Inspired by this quote on Pinterest, I finally got around to painting another pot. I transplanted the Azalea I received as a gift last summer... it was dying. I think it will make it now!

 

 

Wednesday, April 03, 2013

Running and the Gospel




What Running Has Taught Me About the Gospel

[ 0 ] April 3, 2013 AD |
Running is an easy form of exercise: it’s free, you don’t need anyone else, and you can do it rain or shine (if you don’t mind getting wet or course). It makes you feel good and, if outside, gets you in contact with nature. It can also be a way to connect with the Creator of nature and in many ways mirrors the peculiarities of our human existence. Here are some reasons why:
It’s an endurance sport. It won’t be an amazing, heroic act of helping another turn to Christ or giving your life as a martyr that will make you truly holy. It’s those tiny, unseen acts of sacrifice and prayer and letting God take control of your life. It’s the little things done with great love, as Mother Teresa said. At most, these little, lifelong acts will prepare you for the big ones. “I have competed well; I have finished the race; I have kept the faith” (2 Timothy 4:7).
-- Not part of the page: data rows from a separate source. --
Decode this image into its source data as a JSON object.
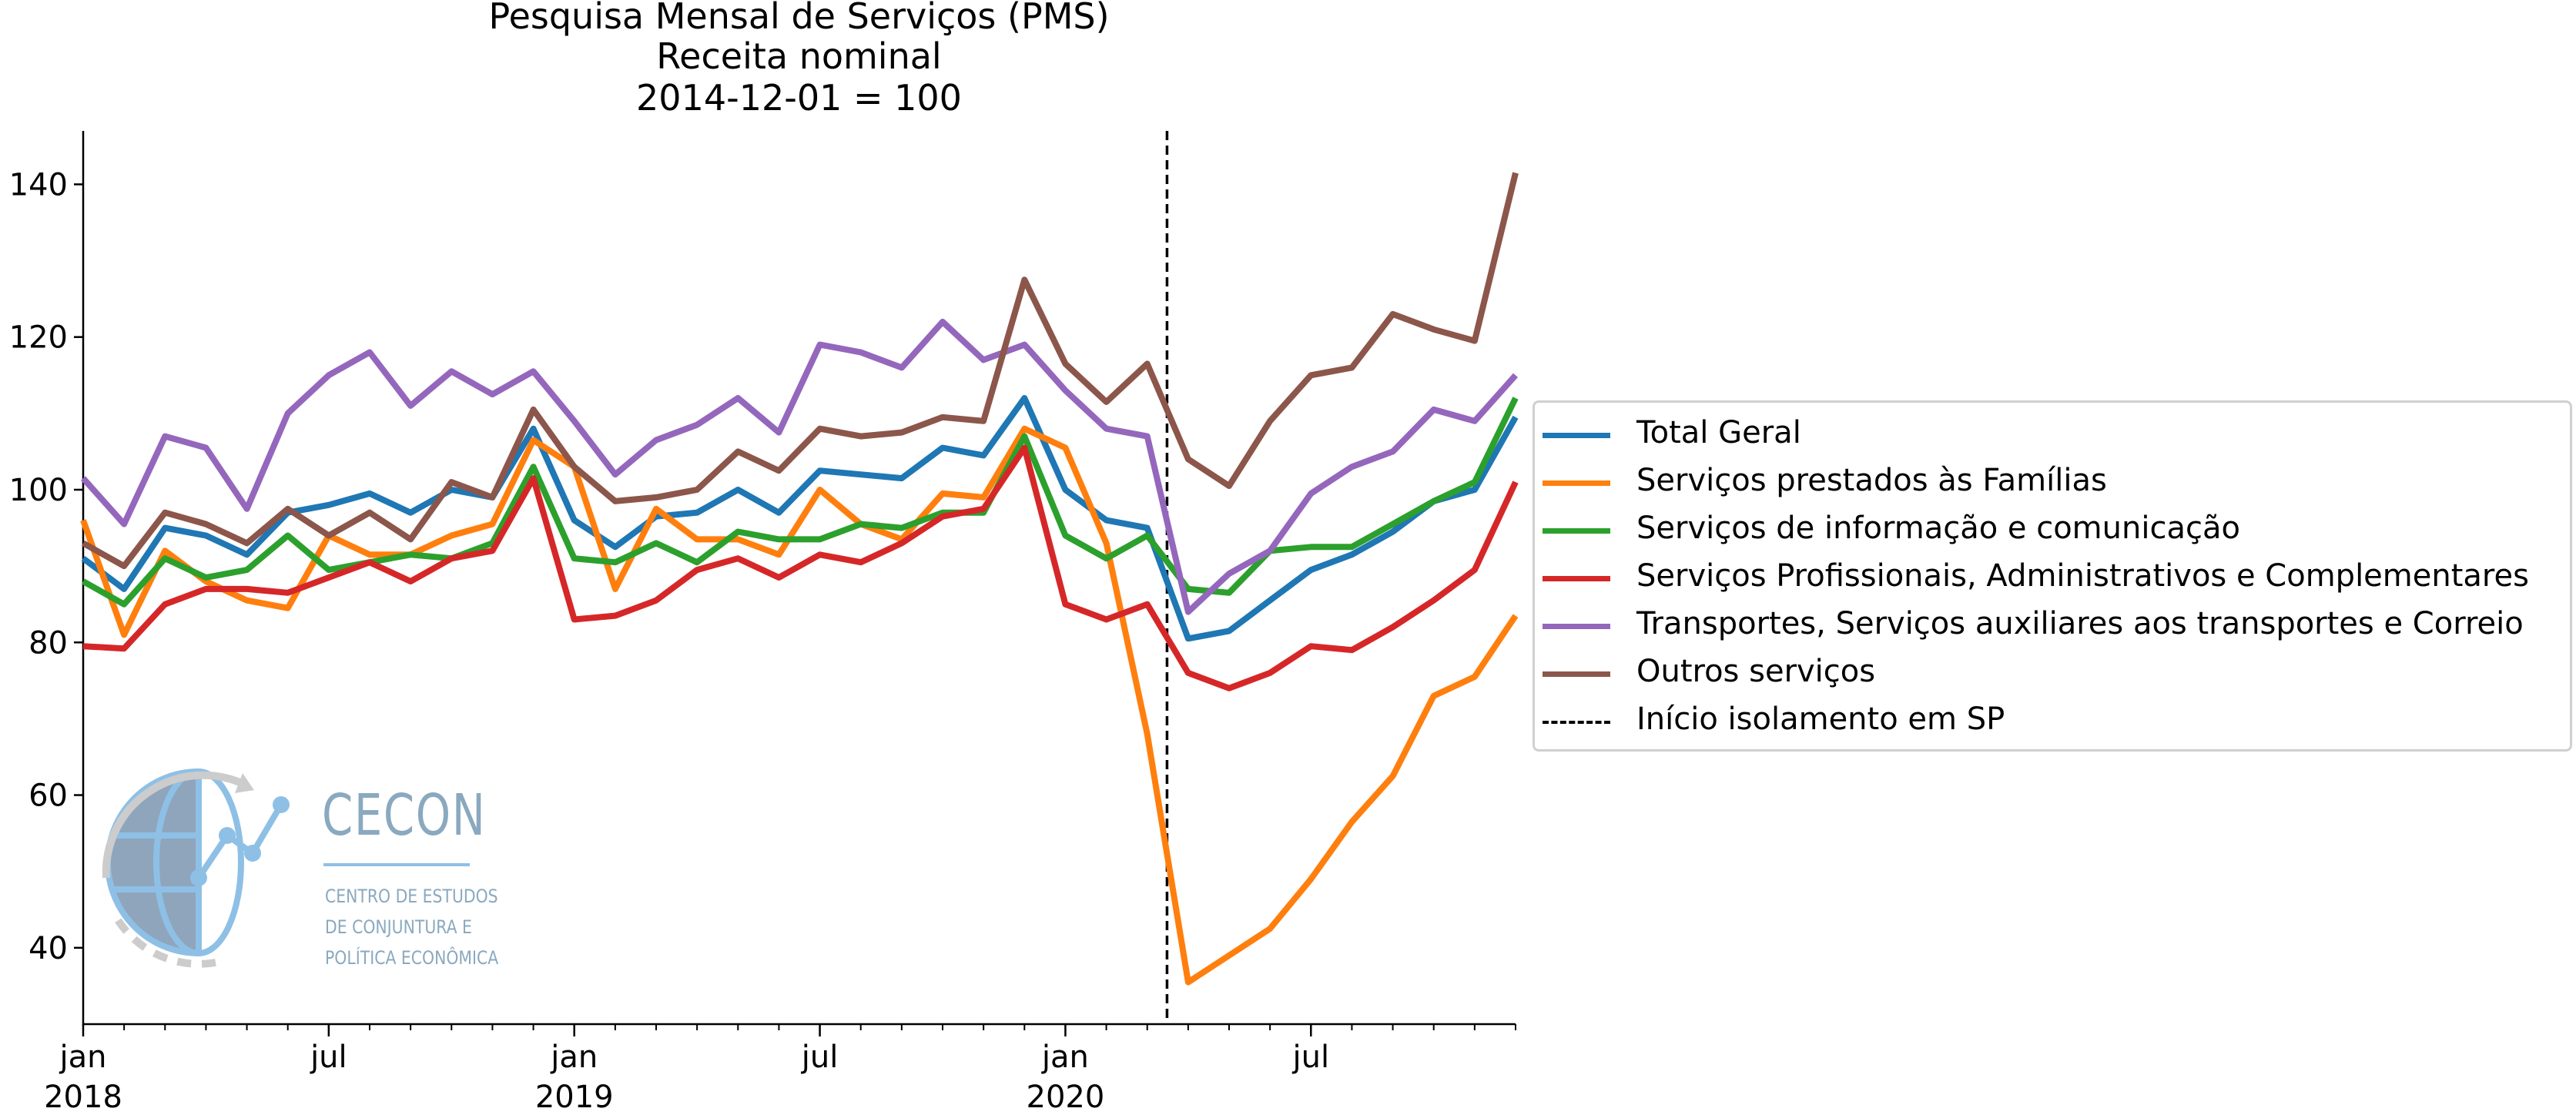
{
  "chart_data": {
    "type": "line",
    "title": [
      "Pesquisa Mensal de Serviços (PMS)",
      "Receita nominal",
      "2014-12-01 = 100"
    ],
    "x": [
      "2018-01",
      "2018-02",
      "2018-03",
      "2018-04",
      "2018-05",
      "2018-06",
      "2018-07",
      "2018-08",
      "2018-09",
      "2018-10",
      "2018-11",
      "2018-12",
      "2019-01",
      "2019-02",
      "2019-03",
      "2019-04",
      "2019-05",
      "2019-06",
      "2019-07",
      "2019-08",
      "2019-09",
      "2019-10",
      "2019-11",
      "2019-12",
      "2020-01",
      "2020-02",
      "2020-03",
      "2020-04",
      "2020-05",
      "2020-06",
      "2020-07",
      "2020-08",
      "2020-09",
      "2020-10",
      "2020-11",
      "2020-12"
    ],
    "xticks": [
      {
        "x": "2018-01",
        "label": "jan",
        "sublabel": "2018"
      },
      {
        "x": "2018-07",
        "label": "jul",
        "sublabel": ""
      },
      {
        "x": "2019-01",
        "label": "jan",
        "sublabel": "2019"
      },
      {
        "x": "2019-07",
        "label": "jul",
        "sublabel": ""
      },
      {
        "x": "2020-01",
        "label": "jan",
        "sublabel": "2020"
      },
      {
        "x": "2020-07",
        "label": "jul",
        "sublabel": ""
      }
    ],
    "yticks": [
      40,
      60,
      80,
      100,
      120,
      140
    ],
    "ylim": [
      30,
      147
    ],
    "grid": false,
    "legend_placement": "right",
    "series": [
      {
        "name": "Total Geral",
        "color": "#1f77b4",
        "values": [
          91,
          87,
          95,
          94,
          91.5,
          97,
          98,
          99.5,
          97,
          100,
          99,
          108,
          96,
          92.5,
          96.5,
          97,
          100,
          97,
          102.5,
          102,
          101.5,
          105.5,
          104.5,
          112,
          100,
          96,
          95,
          80.5,
          81.5,
          85.5,
          89.5,
          91.5,
          94.5,
          98.5,
          100,
          109.5
        ]
      },
      {
        "name": "Serviços prestados às Famílias",
        "color": "#ff7f0e",
        "values": [
          96,
          81,
          92,
          88,
          85.5,
          84.5,
          94,
          91.5,
          91.5,
          94,
          95.5,
          106.5,
          103,
          87,
          97.5,
          93.5,
          93.5,
          91.5,
          100,
          95.5,
          93.5,
          99.5,
          99,
          108,
          105.5,
          93,
          68,
          35.5,
          39,
          42.5,
          49,
          56.5,
          62.5,
          73,
          75.5,
          83.5
        ]
      },
      {
        "name": "Serviços de informação e comunicação",
        "color": "#2ca02c",
        "values": [
          88,
          85,
          91,
          88.5,
          89.5,
          94,
          89.5,
          90.5,
          91.5,
          91,
          93,
          103,
          91,
          90.5,
          93,
          90.5,
          94.5,
          93.5,
          93.5,
          95.5,
          95,
          97,
          97,
          107,
          94,
          91,
          94,
          87,
          86.5,
          92,
          92.5,
          92.5,
          95.5,
          98.5,
          101,
          112
        ]
      },
      {
        "name": "Serviços Profissionais, Administrativos e Complementares",
        "color": "#d62728",
        "values": [
          79.5,
          79.2,
          85,
          87,
          87,
          86.5,
          88.5,
          90.5,
          88,
          91,
          92,
          101.5,
          83,
          83.5,
          85.5,
          89.5,
          91,
          88.5,
          91.5,
          90.5,
          93,
          96.5,
          97.5,
          105.5,
          85,
          83,
          85,
          76,
          74,
          76,
          79.5,
          79,
          82,
          85.5,
          89.5,
          101
        ]
      },
      {
        "name": "Transportes, Serviços auxiliares aos transportes e Correio",
        "color": "#9467bd",
        "values": [
          101.5,
          95.5,
          107,
          105.5,
          97.5,
          110,
          115,
          118,
          111,
          115.5,
          112.5,
          115.5,
          109,
          102,
          106.5,
          108.5,
          112,
          107.5,
          119,
          118,
          116,
          122,
          117,
          119,
          113,
          108,
          107,
          84,
          89,
          92,
          99.5,
          103,
          105,
          110.5,
          109,
          115
        ]
      },
      {
        "name": "Outros serviços",
        "color": "#8c564b",
        "values": [
          93,
          90,
          97,
          95.5,
          93,
          97.5,
          94,
          97,
          93.5,
          101,
          99,
          110.5,
          103,
          98.5,
          99,
          100,
          105,
          102.5,
          108,
          107,
          107.5,
          109.5,
          109,
          127.5,
          116.5,
          111.5,
          116.5,
          104,
          100.5,
          109,
          115,
          116,
          123,
          121,
          119.5,
          141.5
        ]
      }
    ],
    "vline": {
      "x": "2020-03-16",
      "label": "Início isolamento em SP"
    }
  },
  "logo": {
    "name": "CECON",
    "subtitle_lines": [
      "CENTRO DE ESTUDOS",
      "DE CONJUNTURA E",
      "POLÍTICA ECONÔMICA"
    ]
  }
}
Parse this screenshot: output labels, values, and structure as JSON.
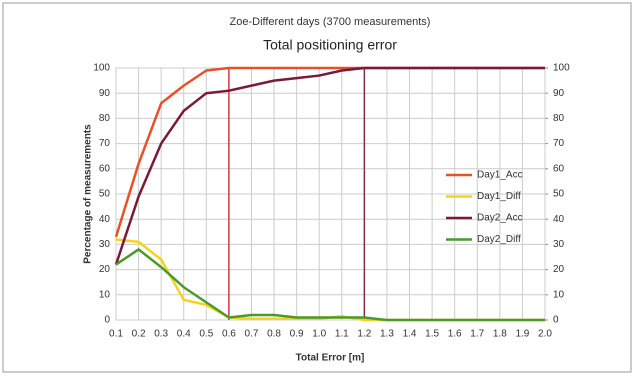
{
  "chart_data": {
    "type": "line",
    "title": "Zoe-Different days (3700 measurements)",
    "subtitle": "Total positioning error",
    "x_label": "Total Error [m]",
    "y_label": "Percentage of measurements",
    "x": [
      0.1,
      0.2,
      0.3,
      0.4,
      0.5,
      0.6,
      0.7,
      0.8,
      0.9,
      1,
      1.1,
      1.2,
      1.3,
      1.4,
      1.5,
      1.6,
      1.7,
      1.8,
      1.9,
      2
    ],
    "series": [
      {
        "name": "Day1_Acc",
        "color": "#e8502a",
        "values": [
          33,
          62,
          86,
          93,
          99,
          100,
          100,
          100,
          100,
          100,
          100,
          100,
          100,
          100,
          100,
          100,
          100,
          100,
          100,
          100
        ]
      },
      {
        "name": "Day1_Diff",
        "color": "#f5d31c",
        "values": [
          32,
          31,
          24,
          8,
          6,
          1,
          0.5,
          0.5,
          0.5,
          0.5,
          1.5,
          0,
          0,
          0,
          0,
          0,
          0,
          0,
          0,
          0
        ]
      },
      {
        "name": "Day2_Acc",
        "color": "#7a1a3a",
        "values": [
          22,
          49,
          70,
          83,
          90,
          91,
          93,
          95,
          96,
          97,
          99,
          100,
          100,
          100,
          100,
          100,
          100,
          100,
          100,
          100
        ]
      },
      {
        "name": "Day2_Diff",
        "color": "#4a9a2a",
        "values": [
          22,
          28,
          21,
          13,
          7,
          1,
          2,
          2,
          1,
          1,
          1,
          1,
          0,
          0,
          0,
          0,
          0,
          0,
          0,
          0
        ]
      }
    ],
    "vlines": [
      {
        "value": 0.6,
        "color": "#d9364a"
      },
      {
        "value": 1.2,
        "color": "#8a2a4a"
      }
    ],
    "xlim": [
      0.1,
      2.0
    ],
    "xticks": [
      0.1,
      0.2,
      0.3,
      0.4,
      0.5,
      0.6,
      0.7,
      0.8,
      0.9,
      {
        "value": 1,
        "label": "1.0"
      },
      1.1,
      1.2,
      1.3,
      1.4,
      1.5,
      1.6,
      1.7,
      1.8,
      1.9,
      {
        "value": 2,
        "label": "2.0"
      }
    ],
    "ylim": [
      0,
      100
    ],
    "yticks": [
      0,
      10,
      20,
      30,
      40,
      50,
      60,
      70,
      80,
      90,
      100
    ],
    "y2lim": [
      0,
      100
    ],
    "y2ticks": [
      0,
      10,
      20,
      30,
      40,
      50,
      60,
      70,
      80,
      90,
      100
    ],
    "grid": true,
    "legend": "right"
  }
}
Click here to continue reading on IgnitumToday:
http://www.ignitumtoday.com/2013/04/03/what-running-has-taught-me-about-the-gospel/

Monday, April 01, 2013

Foz do Arelho, Portugal

Before Easter, we were able to discover a place I had never heard of on Portugal's coast called Foz do Arelho. Apparently there are a lot of little places that are extraordinarily beautiful and little or not at all known.
Here are some pictures from our stop in Óbidos, a castle famous for its cherry liquor in chocolate cups, our 3-hour and super fun hike in Foz do Arelho and our stop in Fatima...

The Pietà and Holy Saturdays

Happy Easter!  


I hope your Easter was full of peace and life. 

My Easter was pretty intense... my fiancee and I went to a silent retreat for three days. I learned important things, mainly that the Christian life is most like Holy Saturday: it's not all pain and sin, but it's not all triumph either. It's more of a hopeful and faith-filled trust that God will not let suffering be the final word. There are two main responses on Holy Saturday(s): the running away of the disciples (and either blame/anger or guilt) or Mary's standing at the foot of the cross. Mary was certainly overcome by grief, but she also knew that God wouldn't let death be the final chapter. She had no idea how or when, but she knew God would make things right. 

I pray I will learn this from Mary in all my current and future Holy Saturdays... 

"Not only that, but we even boast of our afflictions, knowing that affliction produces endurance, and endurance, proven character, and proven character, hope."